Bu meyandaki gösteriler ve yer yer kanlı hadiseler yaklaşık on gün kadar devam etti.
«
Merkezi Selanik’te olan 3. Ordu, İstanbul’daki gelişmeleri günü gününe takip ediyordu. Büyük ihtimalle, yaşanan provokatif hadiselerin içinde kendi adamları da vardı. Yani, önceden tasarlanmış olan “darbeyi olgunlaştırma” görevini yapıyorlardı.
Selanik’teki ordunun kurmay heyeti, “İstanbul’da meşrutiyete karşı irticaî ayaklanma var” gerekçesiyle hemen harekete geçti. Etraftan, içlerinde “Makedonya komitecileri”nin bulunduğu çok sayıda silâhlı grubu bir araya getirerek, İstanbul üzerine yürümeye karar verdi.
İstanbul'a doğru harekete geçen askerî birliğe yeni bir isim bulundu: Hareket Ordusu. Yekûn silahlı asker sayısı, birçok kaynakta 40 bin civarı olarak belirtiliyor.
«
Hareket Ordusu’nun başına Mahmut Şevket Paşa’yı monte ettiler. Ordu komutanı bir nevi kukla gibiydi. Esas işi sevk ve idare eden, beş kişilik “Kurmay Heyeti” idi. Başlarında da Kolağası-Yüzbaşı rütbesiyle Mustafa Kemal vardı.
Bu arada, beş kişilik heyette bulunanların tamamı Selânik doğumludur. Heyet, 1856 Bağdat doğumlu olan Mahmut Şevket Paşa’yı vitrine çıkararak onu paratoner olarak kullandı.

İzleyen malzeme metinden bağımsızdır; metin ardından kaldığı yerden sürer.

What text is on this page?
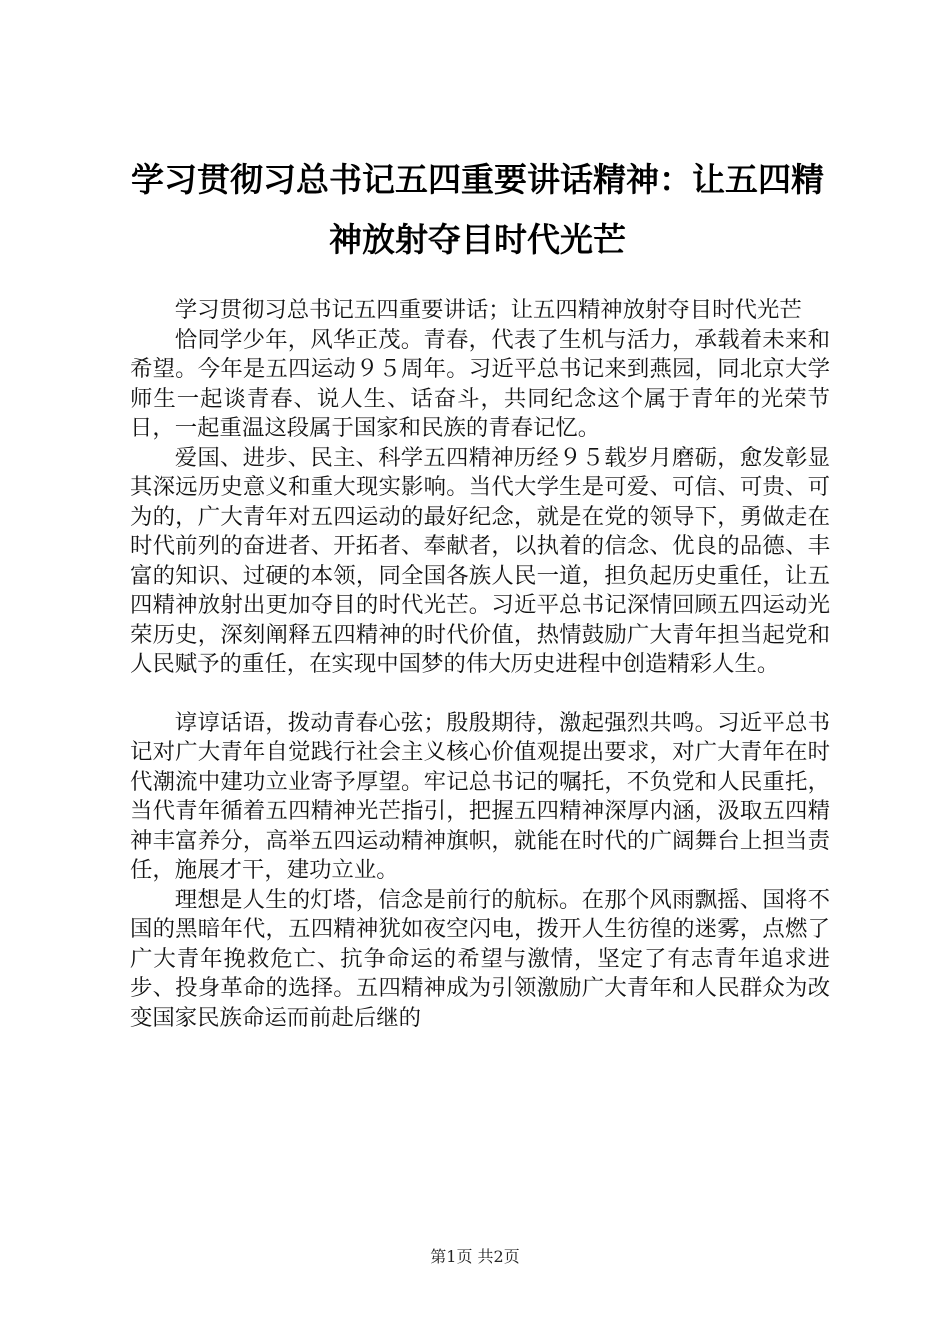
学习贯彻习总书记五四重要讲话精神：让五四精神放射夺目时代光芒

学习贯彻习总书记五四重要讲话；让五四精神放射夺目时代光芒

恰同学少年，风华正茂。青春，代表了生机与活力，承载着未来和希望。今年是五四运动９５周年。习近平总书记来到燕园，同北京大学师生一起谈青春、说人生、话奋斗，共同纪念这个属于青年的光荣节日，一起重温这段属于国家和民族的青春记忆。

爱国、进步、民主、科学五四精神历经９５载岁月磨砺，愈发彰显其深远历史意义和重大现实影响。当代大学生是可爱、可信、可贵、可为的，广大青年对五四运动的最好纪念，就是在党的领导下，勇做走在时代前列的奋进者、开拓者、奉献者，以执着的信念、优良的品德、丰富的知识、过硬的本领，同全国各族人民一道，担负起历史重任，让五四精神放射出更加夺目的时代光芒。习近平总书记深情回顾五四运动光荣历史，深刻阐释五四精神的时代价值，热情鼓励广大青年担当起党和人民赋予的重任，在实现中国梦的伟大历史进程中创造精彩人生。

谆谆话语，拨动青春心弦；殷殷期待，激起强烈共鸣。习近平总书记对广大青年自觉践行社会主义核心价值观提出要求，对广大青年在时代潮流中建功立业寄予厚望。牢记总书记的嘱托，不负党和人民重托，当代青年循着五四精神光芒指引，把握五四精神深厚内涵，汲取五四精神丰富养分，高举五四运动精神旗帜，就能在时代的广阔舞台上担当责任，施展才干，建功立业。

理想是人生的灯塔，信念是前行的航标。在那个风雨飘摇、国将不国的黑暗年代，五四精神犹如夜空闪电，拨开人生彷徨的迷雾，点燃了广大青年挽救危亡、抗争命运的希望与激情，坚定了有志青年追求进步、投身革命的选择。五四精神成为引领激励广大青年和人民群众为改变国家民族命运而前赴后继的

第1页 共2页
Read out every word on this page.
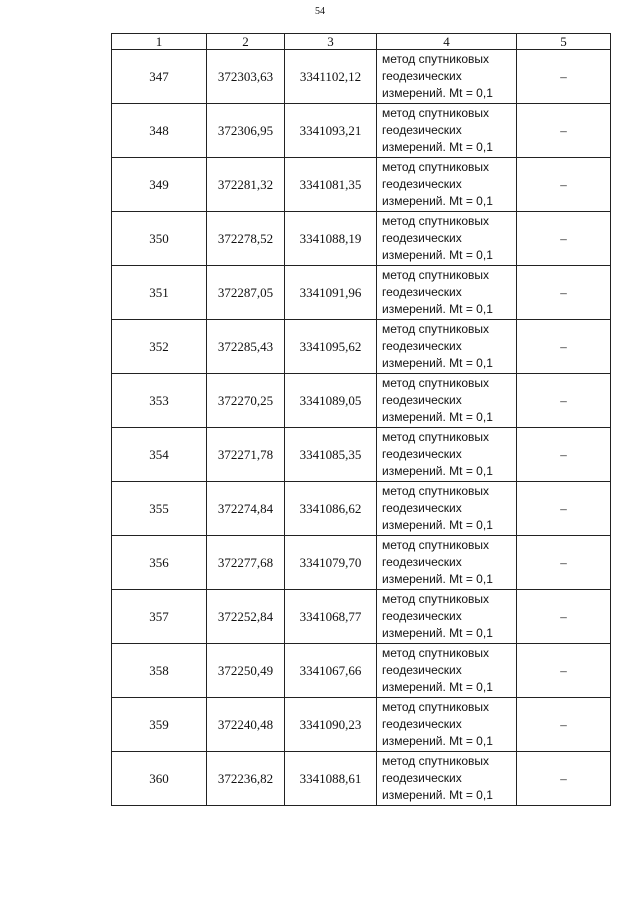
54
1	2	3	4	5
347	372303,63	3341102,12	метод спутниковых
геодезических
измерений. Mt = 0,1	–
348	372306,95	3341093,21	метод спутниковых
геодезических
измерений. Mt = 0,1	–
349	372281,32	3341081,35	метод спутниковых
геодезических
измерений. Mt = 0,1	–
350	372278,52	3341088,19	метод спутниковых
геодезических
измерений. Mt = 0,1	–
351	372287,05	3341091,96	метод спутниковых
геодезических
измерений. Mt = 0,1	–
352	372285,43	3341095,62	метод спутниковых
геодезических
измерений. Mt = 0,1	–
353	372270,25	3341089,05	метод спутниковых
геодезических
измерений. Mt = 0,1	–
354	372271,78	3341085,35	метод спутниковых
геодезических
измерений. Mt = 0,1	–
355	372274,84	3341086,62	метод спутниковых
геодезических
измерений. Mt = 0,1	–
356	372277,68	3341079,70	метод спутниковых
геодезических
измерений. Mt = 0,1	–
357	372252,84	3341068,77	метод спутниковых
геодезических
измерений. Mt = 0,1	–
358	372250,49	3341067,66	метод спутниковых
геодезических
измерений. Mt = 0,1	–
359	372240,48	3341090,23	метод спутниковых
геодезических
измерений. Mt = 0,1	–
360	372236,82	3341088,61	метод спутниковых
геодезических
измерений. Mt = 0,1	–
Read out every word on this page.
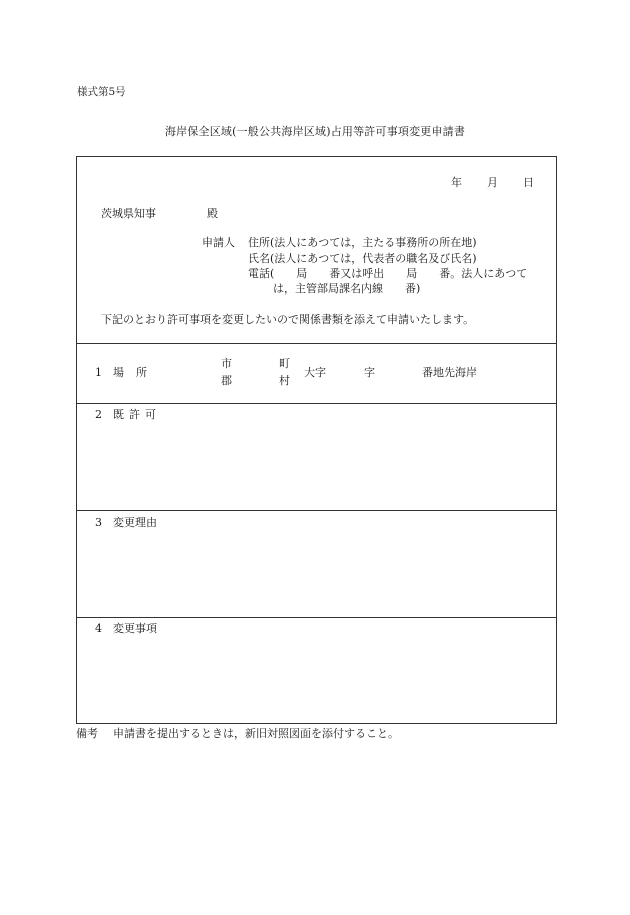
様式第5号
海岸保全区域(一般公共海岸区域)占用等許可事項変更申請書
年 月 日
茨城県知事	殿
申請人 住所(法人にあつては，主たる事務所の所在地)
氏名(法人にあつては，代表者の職名及び氏名)
電話(　　局　　番又は呼出　　局　　番。法人にあつて
は，主管部局課名内線　　番)
下記のとおり許可事項を変更したいので関係書類を添えて申請いたします。
1 場所
市
郡
町
村
大字	字	番地先海岸
2 既許可
3 変更理由
4 変更事項
備考 申請書を提出するときは，新旧対照図面を添付すること。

Selânik'ten yola çıkan Hareket Ordusu, 23 Nisan günü İstanbul'un giriş kapısı sayılan Yeşilköy'e vardı. O zamanki ismi Ayastefanos.
Ordunun komuta heyeti, aynı gün, Âyân ve Mebûsan Meclisi [Meclis–i Millî] üyelerinin Yeşilköy’de toplanmasını istedi. Meclis Başkanı Talat Paşa’nın inisiyatifi ile, bütün Osmanlı’yı temsil eden Meclisler, kendi başına hareket eden Hareket Ordusu’nun bir nevi ayağına gelmiş oldu.
Ve, işte 23 Nisan günü, darbeci askerlerin ayağına gelen Millî Meclis’e şu brifing verildi:
- Hareket Ordusu, gece saatlerinde şehir merkezine girecek. Nümayişi bastırıp isyancıları te’dip edecek. Karşı gelenleri öldürmekten çekinmeyecek. Sıkıyönetimin ilân edilmesiyle birlikte ordu idareye el koymuş olacak. Sultan Abdülhamid’i tahttan indirip gerekirse onu da sorgulayacak. Adı isyana karışan kim varsa, tamamı tutuklanıp askerî mahkeme eliyle en ağır cezaya çarptırılacak.
Evet, işte 1909'un 23 Nisan'ında Millî Meclisin Hareket Ordusuna tâbi olmasıyla birlikte tasarlanan, düşünülen, konuşulan ve aynı gün tatbik sahasına konulan meseleler bunlardı. Bu da gösteriyor ki, o 23 Nisan günleri tesadüfî değildir.